3. Accessibility Returns
Accessibility made a strong comeback in the Google Webmaster guidelines. The new guideline leaves no doubt that accessibility is going receive greater importance than earlier.
“Make your site’s important content visible by default. Google is able to crawl HTML content hidden inside navigational elements such as tabs or expanding sections, however we consider this content less accessible to users, and believe that you should make your most important information visible in the default page view.”
This guideline clearly states that Google openly expects the initial visible content to be more significant and informative than the content found in tabs.
4. Mobile SEO
Mobile SEO is now officially in the guidelines of Google webmaster. As it goes- “Ensure that your pages are useful for readers with visual impairments, for example, by testing usability with a screen-reader.”
Google requires sites to be very particular about the alt text used for images. Webmaster recommends putting up ‘specific, descriptive and accurate alt text’ only.
Following the new webmaster guidelines, there are also several updates to the existing guidelines.

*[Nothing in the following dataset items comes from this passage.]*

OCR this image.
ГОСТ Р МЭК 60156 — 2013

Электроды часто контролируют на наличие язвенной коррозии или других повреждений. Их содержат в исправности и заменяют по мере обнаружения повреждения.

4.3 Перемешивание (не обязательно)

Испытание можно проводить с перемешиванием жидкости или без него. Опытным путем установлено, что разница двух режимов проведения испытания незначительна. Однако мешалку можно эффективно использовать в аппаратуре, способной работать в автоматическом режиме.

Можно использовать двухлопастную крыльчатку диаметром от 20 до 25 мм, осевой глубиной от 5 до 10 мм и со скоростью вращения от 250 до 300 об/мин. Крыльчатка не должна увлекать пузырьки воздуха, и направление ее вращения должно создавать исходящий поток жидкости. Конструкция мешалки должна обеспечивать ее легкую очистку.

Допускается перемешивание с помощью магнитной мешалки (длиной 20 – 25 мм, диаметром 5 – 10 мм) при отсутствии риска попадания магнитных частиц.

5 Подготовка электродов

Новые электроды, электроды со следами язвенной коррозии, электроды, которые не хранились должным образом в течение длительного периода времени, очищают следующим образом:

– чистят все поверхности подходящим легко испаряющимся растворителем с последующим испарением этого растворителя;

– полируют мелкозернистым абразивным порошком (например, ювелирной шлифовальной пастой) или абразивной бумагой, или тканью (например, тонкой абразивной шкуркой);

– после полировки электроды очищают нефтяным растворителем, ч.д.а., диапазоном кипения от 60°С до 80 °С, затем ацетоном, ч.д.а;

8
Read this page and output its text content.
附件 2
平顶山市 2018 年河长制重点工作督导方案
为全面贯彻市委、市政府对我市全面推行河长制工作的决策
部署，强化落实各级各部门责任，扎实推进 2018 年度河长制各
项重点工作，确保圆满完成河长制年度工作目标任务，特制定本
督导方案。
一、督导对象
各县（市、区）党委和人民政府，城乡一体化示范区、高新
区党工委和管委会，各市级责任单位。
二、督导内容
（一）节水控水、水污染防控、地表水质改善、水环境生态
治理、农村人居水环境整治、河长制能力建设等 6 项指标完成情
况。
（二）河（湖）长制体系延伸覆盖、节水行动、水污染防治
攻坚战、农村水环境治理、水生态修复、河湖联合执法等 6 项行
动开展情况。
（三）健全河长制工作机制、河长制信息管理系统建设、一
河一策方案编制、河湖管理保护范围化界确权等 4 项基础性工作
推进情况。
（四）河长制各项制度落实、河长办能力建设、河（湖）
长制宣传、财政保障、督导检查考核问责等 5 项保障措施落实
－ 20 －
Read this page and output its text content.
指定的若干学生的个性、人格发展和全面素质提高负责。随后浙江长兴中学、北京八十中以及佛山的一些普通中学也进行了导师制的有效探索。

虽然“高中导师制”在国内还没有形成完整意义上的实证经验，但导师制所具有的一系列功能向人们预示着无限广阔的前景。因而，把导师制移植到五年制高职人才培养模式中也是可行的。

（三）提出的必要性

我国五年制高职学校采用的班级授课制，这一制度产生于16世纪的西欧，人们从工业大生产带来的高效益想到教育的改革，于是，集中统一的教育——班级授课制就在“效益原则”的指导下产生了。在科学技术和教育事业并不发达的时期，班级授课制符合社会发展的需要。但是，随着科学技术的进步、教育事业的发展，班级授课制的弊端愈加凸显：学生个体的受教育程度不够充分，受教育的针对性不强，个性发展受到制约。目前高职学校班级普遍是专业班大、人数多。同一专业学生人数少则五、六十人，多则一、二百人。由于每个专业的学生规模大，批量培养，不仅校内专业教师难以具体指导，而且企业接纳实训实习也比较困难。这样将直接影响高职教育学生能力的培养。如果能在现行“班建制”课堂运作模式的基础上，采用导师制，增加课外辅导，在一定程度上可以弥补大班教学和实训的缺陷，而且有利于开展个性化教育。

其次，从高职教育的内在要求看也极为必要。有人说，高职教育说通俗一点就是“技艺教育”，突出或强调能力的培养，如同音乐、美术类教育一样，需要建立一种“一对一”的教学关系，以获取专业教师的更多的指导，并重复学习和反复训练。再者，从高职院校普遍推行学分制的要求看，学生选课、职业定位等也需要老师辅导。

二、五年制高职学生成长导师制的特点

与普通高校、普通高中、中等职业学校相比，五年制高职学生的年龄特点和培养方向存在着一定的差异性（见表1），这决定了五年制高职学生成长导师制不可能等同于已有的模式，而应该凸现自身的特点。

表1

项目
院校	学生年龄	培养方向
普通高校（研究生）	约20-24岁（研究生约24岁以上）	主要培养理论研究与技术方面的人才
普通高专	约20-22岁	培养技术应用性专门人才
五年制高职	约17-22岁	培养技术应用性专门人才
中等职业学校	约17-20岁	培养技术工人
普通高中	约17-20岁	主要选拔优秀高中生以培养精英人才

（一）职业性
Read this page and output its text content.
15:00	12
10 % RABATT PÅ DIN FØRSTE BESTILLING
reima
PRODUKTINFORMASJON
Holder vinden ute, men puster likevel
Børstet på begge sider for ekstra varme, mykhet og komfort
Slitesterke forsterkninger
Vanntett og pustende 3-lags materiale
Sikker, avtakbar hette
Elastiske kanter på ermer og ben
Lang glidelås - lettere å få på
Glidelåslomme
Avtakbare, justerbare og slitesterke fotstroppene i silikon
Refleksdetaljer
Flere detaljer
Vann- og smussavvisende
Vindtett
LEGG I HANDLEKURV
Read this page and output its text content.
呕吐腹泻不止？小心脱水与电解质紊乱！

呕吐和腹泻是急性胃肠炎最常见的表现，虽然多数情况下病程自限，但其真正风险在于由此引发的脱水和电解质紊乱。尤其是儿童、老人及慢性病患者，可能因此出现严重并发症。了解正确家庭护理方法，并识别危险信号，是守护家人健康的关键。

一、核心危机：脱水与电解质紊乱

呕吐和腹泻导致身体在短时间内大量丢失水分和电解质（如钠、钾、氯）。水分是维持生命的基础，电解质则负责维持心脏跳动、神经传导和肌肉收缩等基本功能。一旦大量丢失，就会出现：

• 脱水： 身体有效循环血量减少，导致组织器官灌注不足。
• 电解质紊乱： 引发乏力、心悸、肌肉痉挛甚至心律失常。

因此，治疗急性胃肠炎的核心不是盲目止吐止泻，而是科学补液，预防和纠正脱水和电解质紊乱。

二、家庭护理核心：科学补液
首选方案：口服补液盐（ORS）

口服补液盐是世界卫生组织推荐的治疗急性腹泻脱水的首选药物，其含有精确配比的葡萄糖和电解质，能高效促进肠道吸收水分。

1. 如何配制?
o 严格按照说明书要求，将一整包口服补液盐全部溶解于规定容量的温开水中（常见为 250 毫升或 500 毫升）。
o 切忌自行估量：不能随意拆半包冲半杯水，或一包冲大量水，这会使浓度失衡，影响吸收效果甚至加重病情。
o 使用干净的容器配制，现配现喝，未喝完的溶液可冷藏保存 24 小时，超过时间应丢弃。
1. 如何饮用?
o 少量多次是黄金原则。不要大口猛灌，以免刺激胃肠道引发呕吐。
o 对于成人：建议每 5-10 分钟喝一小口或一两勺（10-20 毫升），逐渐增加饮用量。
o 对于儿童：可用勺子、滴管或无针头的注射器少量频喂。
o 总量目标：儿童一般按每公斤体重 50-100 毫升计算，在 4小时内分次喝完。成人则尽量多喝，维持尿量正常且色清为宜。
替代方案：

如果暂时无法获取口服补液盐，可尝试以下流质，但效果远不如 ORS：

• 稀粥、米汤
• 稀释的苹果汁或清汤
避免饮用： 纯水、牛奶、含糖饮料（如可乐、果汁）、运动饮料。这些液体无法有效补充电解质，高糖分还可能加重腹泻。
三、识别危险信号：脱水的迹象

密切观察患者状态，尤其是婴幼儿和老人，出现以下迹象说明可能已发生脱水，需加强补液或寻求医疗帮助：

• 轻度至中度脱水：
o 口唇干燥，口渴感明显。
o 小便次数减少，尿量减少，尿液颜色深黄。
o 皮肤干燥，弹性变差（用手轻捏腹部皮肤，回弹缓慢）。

Let’s take a look at the updates.
1. Link and Site Hierarchy
Currently Google recommends all webpages to be accessible from a link on the searchable page. This link can be anything ranging from a text to an image with alt attribute, provided it is applicable to the target page.
Contrary to the previous rule, now it reads:“Ensure that all pages on the site can be reached by a link from another findable page. The referring link should include either text or, for images, an alt attribute, that is relevant to the target page”
2. Human-Readable Sitemaps Required
Webmaster desires a human-readable sitemap relevant to the page hierarchy. A site must offer a human visible sitemap file that stores the links to vital parts of the webpage. If the sitemap contains a large number of links, then sites can break the site map into multiple webpages.
There are many technical changes, most of which doesn’t need any concern if you already own a decently built website.
With these changes to the Webmaster guidelines, it seems Google is centering the focus on User Experience more than anything else.